In recent reading on the Hemingway family, I saw many parallels to my own birth family, who I have very little contact with. While my family has been plagued with Narcissism and Flying Monkeys behavior, severe scapegoating targeted at yours truly, there is also the underlying mental illness, bipolar disorder, BPD, depression, afflicting my family. Several relatives were successful suicides. Several more attempted and were unsuccessful. All threats of self harm must be taken seriously. Please put the necessary phone numbers into your phone, to be ready for the next threat. Responders will be able to pull together medical care for suicidal people quickly, once hospitals, doctors, clinics become involved. Let them do what they do. As one whose childhood was constantly upended by nocturnal parental fighting, including murder and suicide attempts, I didn’t know, as a child, that it wasn’t normal for Dad to destroy the family car in a suicide attempt, or mother to go after father with scissors in a murderous rage. It was accepted part of living, for phone calls to Crisis Hot Lines to bring teams to the house, for suicide prevention response. I suggest you be prepared, notify your best option for suicide threat, and back away, to protect you. You don’t deserve the emotional blackmail. There is so much more to life.
Bless you for ensuring your race. You must be an extremely strong lady. Thanks for sharing.
She’s using you as entertainment I feel you need to stop being responsible for her and stop saying “How high?” when she says jump. I bet there is a girl inside you just busting to say NO!!
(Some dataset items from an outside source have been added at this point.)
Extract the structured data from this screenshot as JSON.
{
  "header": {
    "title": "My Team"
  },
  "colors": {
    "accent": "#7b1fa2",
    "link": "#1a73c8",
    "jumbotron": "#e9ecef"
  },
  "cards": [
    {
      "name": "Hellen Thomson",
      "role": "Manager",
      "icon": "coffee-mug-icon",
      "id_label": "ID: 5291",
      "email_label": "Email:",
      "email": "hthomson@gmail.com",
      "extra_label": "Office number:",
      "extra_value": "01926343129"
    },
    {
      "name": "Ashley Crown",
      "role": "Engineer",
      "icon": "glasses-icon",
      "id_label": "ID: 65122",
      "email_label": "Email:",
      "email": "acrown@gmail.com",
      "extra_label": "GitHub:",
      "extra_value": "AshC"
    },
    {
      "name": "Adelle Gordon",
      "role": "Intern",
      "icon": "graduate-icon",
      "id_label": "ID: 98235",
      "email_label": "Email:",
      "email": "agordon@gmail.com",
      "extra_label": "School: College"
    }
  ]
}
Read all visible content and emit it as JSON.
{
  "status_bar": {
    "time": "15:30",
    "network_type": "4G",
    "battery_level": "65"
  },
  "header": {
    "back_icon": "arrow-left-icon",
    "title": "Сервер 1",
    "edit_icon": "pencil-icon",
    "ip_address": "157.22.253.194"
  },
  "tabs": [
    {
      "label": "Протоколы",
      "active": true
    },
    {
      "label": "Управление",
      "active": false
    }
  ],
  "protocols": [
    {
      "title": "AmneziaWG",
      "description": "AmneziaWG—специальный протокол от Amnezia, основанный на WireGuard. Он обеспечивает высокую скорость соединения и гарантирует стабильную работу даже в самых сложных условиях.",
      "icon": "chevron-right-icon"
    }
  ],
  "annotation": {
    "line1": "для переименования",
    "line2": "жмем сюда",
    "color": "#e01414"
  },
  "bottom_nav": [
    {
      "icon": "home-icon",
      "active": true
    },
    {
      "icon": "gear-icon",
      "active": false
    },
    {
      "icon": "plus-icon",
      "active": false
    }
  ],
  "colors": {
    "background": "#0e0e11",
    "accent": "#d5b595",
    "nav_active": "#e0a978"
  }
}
Since she has CHF, we visit the hospital a couple times each year. I've already instructed ALF to transport her by ambulance the next time. At first, I thought this isn't Christ-like, but I've had enough. She will be fine, after the embarrassment.
And, off and on, throughout the years, but especially now, she says. "I just need to put a gun to my head," She had a brother do that after his health failed.
I've jumped hoops to try & get her dr requests made for her to pitch fits & refuse to go. So, at this point, I'll cancel.
Eearlier I removed her sharp knife from her room when she was not looking. The facility had someone come and talk to her a few times. She insists she is not suicidal, but she throws around these ideas, perhaps because she is unhappy with the world?